Sollozos no buscados comenzaron a invadirme el cuerpo. En ese momento, estoy convencida, Mario comprendió que no podía dejarme sola, fuese cual fuese la razón de todo aquel dolor condensado en un grumo que me impedía respirar.
Me acogió entre sus brazos y me abrazó toda, rodillas y espalda, brazos y alma, y con una mano comenzó a acariciarme la nuca.
Los sollozos disminuían y con ellos la rigidez de los hombros y de todo mi cuerpo.
Y me abandoné.
Abandoné los miembros cansados y la cabeza, y el sombrero de plomo que estaba encima, aplastándola.

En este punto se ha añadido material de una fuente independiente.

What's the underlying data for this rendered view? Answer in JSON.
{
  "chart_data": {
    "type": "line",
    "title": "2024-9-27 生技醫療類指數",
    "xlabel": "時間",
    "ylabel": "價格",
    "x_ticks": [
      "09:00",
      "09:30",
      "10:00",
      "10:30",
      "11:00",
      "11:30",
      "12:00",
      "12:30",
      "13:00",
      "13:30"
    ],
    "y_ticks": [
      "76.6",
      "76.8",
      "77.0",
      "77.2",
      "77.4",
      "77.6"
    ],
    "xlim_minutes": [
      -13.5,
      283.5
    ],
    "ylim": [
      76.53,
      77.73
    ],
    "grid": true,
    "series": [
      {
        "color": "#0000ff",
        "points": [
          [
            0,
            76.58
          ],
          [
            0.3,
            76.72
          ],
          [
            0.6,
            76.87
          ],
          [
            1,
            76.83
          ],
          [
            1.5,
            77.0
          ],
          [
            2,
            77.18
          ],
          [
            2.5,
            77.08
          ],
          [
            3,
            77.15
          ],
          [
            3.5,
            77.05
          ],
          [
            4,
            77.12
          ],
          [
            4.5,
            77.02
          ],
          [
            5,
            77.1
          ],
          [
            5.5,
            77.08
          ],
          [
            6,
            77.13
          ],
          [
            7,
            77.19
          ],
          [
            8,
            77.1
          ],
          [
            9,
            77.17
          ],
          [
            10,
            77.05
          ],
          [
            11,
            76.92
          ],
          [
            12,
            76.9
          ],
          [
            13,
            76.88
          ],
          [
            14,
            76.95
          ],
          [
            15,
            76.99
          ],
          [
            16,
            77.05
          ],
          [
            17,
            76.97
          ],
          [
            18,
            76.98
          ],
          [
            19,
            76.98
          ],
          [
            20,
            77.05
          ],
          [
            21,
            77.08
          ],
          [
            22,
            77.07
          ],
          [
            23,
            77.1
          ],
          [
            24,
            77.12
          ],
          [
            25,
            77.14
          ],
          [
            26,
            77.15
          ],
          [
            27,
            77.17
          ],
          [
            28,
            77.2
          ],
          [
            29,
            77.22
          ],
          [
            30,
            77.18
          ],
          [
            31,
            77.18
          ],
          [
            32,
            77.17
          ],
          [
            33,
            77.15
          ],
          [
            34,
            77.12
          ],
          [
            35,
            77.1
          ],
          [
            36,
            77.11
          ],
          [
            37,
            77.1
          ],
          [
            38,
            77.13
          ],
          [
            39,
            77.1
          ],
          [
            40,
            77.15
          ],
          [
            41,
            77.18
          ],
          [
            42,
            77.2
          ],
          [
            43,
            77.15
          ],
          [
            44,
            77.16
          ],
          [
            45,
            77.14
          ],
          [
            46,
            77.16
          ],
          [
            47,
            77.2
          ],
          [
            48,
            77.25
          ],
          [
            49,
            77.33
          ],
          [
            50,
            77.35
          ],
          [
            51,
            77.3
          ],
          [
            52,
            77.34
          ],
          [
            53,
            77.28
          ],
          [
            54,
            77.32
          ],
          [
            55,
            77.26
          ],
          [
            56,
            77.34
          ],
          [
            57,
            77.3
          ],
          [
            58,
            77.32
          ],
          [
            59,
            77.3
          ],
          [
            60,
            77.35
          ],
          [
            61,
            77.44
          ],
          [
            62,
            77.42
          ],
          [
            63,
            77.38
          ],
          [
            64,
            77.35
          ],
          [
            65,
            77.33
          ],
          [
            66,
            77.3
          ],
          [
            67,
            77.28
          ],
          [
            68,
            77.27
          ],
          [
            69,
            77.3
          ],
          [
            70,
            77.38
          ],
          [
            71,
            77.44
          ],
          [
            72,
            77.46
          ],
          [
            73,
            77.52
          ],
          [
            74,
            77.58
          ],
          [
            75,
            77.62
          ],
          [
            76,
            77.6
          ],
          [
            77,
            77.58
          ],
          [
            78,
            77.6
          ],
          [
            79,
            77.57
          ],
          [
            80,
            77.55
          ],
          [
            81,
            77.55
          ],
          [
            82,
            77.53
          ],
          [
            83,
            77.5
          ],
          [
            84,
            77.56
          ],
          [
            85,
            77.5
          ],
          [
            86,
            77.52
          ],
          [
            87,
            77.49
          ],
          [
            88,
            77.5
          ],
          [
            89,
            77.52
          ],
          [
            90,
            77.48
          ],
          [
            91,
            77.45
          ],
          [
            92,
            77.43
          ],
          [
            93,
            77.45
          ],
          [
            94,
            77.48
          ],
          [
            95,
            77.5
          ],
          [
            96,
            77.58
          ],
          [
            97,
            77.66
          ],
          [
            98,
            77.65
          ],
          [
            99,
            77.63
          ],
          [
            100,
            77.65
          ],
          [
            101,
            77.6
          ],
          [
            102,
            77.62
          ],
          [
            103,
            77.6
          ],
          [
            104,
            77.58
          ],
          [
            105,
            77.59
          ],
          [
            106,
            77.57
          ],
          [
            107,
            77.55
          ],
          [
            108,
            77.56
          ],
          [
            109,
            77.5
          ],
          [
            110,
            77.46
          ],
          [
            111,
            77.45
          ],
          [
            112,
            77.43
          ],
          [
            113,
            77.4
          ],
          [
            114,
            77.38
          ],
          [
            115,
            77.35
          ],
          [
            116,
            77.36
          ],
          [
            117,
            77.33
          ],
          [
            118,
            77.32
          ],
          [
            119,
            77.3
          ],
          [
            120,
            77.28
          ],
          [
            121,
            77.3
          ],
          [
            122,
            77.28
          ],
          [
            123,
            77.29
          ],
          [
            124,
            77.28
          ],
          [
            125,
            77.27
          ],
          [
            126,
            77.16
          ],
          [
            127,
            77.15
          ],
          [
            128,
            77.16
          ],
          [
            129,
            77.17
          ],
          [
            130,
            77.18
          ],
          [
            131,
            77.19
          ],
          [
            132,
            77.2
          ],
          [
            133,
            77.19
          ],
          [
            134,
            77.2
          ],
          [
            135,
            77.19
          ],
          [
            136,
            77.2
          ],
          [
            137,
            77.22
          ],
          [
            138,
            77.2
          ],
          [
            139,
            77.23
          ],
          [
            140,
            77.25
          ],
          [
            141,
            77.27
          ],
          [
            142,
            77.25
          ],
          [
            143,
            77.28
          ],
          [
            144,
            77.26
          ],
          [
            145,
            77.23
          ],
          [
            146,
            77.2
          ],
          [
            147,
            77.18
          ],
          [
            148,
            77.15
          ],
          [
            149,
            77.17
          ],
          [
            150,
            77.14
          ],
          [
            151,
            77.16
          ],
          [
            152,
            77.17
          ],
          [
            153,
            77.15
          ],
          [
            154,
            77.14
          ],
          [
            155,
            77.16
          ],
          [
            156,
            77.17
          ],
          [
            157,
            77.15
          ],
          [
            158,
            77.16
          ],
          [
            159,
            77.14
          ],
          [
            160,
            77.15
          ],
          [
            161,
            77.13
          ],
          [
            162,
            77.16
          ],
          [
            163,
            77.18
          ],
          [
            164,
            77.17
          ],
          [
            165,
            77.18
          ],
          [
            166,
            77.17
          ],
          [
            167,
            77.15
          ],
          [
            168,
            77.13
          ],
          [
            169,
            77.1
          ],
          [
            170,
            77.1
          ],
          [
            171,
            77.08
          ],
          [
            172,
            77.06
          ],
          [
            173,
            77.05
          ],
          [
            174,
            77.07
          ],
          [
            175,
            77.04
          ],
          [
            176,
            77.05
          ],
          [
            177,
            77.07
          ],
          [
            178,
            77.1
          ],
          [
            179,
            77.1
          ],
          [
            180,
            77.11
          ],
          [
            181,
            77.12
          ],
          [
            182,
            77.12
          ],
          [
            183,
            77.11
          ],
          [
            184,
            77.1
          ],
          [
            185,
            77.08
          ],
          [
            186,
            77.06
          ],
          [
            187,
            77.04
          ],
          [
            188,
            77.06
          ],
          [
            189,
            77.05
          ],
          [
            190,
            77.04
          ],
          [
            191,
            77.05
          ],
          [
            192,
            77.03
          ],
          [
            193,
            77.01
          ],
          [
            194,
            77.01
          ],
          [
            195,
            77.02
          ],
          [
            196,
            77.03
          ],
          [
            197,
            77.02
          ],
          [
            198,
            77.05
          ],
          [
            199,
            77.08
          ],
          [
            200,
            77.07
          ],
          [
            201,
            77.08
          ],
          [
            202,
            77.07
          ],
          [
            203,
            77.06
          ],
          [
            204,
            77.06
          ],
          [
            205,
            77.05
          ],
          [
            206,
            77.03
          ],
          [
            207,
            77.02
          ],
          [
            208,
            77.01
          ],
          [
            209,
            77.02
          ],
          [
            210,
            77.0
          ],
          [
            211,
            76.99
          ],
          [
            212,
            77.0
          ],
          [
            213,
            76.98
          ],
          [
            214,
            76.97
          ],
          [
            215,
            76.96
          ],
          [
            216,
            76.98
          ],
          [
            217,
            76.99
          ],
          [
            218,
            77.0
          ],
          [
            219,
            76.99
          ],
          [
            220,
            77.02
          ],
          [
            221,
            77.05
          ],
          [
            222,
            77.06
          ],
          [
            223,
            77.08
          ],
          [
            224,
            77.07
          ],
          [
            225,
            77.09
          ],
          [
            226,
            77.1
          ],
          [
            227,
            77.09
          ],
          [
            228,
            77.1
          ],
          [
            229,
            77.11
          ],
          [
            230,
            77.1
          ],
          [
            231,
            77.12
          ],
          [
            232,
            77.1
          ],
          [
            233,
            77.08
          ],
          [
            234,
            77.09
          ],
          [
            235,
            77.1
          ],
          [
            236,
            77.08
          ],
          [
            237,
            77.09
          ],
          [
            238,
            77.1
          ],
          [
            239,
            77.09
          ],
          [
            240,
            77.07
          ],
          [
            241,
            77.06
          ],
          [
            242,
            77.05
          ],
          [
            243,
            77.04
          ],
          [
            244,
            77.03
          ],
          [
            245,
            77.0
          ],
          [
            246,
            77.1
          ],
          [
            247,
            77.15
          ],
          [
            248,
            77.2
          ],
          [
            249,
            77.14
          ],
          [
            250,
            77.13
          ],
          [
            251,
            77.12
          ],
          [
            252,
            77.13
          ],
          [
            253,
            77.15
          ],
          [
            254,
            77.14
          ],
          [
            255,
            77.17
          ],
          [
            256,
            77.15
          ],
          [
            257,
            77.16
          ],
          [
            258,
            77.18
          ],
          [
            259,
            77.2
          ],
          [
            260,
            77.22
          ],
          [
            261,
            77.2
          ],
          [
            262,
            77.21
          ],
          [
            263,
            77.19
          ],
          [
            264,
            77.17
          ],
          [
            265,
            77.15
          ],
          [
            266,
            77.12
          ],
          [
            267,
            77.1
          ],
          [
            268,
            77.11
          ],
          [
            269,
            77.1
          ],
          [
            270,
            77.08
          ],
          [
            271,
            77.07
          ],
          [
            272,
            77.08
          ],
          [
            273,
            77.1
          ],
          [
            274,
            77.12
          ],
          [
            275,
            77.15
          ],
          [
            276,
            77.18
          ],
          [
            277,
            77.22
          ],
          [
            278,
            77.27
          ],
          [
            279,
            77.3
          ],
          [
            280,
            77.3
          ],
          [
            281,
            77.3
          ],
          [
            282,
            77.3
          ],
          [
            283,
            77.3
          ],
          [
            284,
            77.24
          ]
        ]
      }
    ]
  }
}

Abandoné defensas y teorías.
Abandoné barricadas y muros.
Y me reencontré con mi vida.
* * *
Las luces del alba comenzaban a aclarar el sombrío resplandor del cielo nocturno.
Habíamos estado abrazados durante toda la noche.
Sólo un poco de calma entre nosotros y alguna ligera caricia.
De vez en cuando me estrechaba contra Mario para luego retirarme instintivamente.
«Intenté suicidarme hace un año… ¿conoces la píldora de la paz?»
Deslicé la mano en el bolso y encontré con las yemas de los dedos la forma conocida de la pequeña caja que contenía una parte de mi historia.
Durante un instante pensé en continuar protegiendo mi secreto pero luego extraje la cajita transparente del bolso y la dejé en las manos de Mario que la cogió mientras miraba su interior.
Apoyó con cuidado la caja en el suelo y me devolvió una mirada llena de palabras desde la que se transparentaba claramente el miedo de escoger aquellas equivocadas para pronunciar.
«Lo esencial es que tú estés aquí, ahora, Misia. Si pensaste hacer algo tan serio tendrías tus razones. Si quisieras confiarte a mí, yo estoy aquí, si no quieres hacerlo, yo estoy aquí. No pienses que estás equivocada, tú no lo estás, tú-no-lo-estás».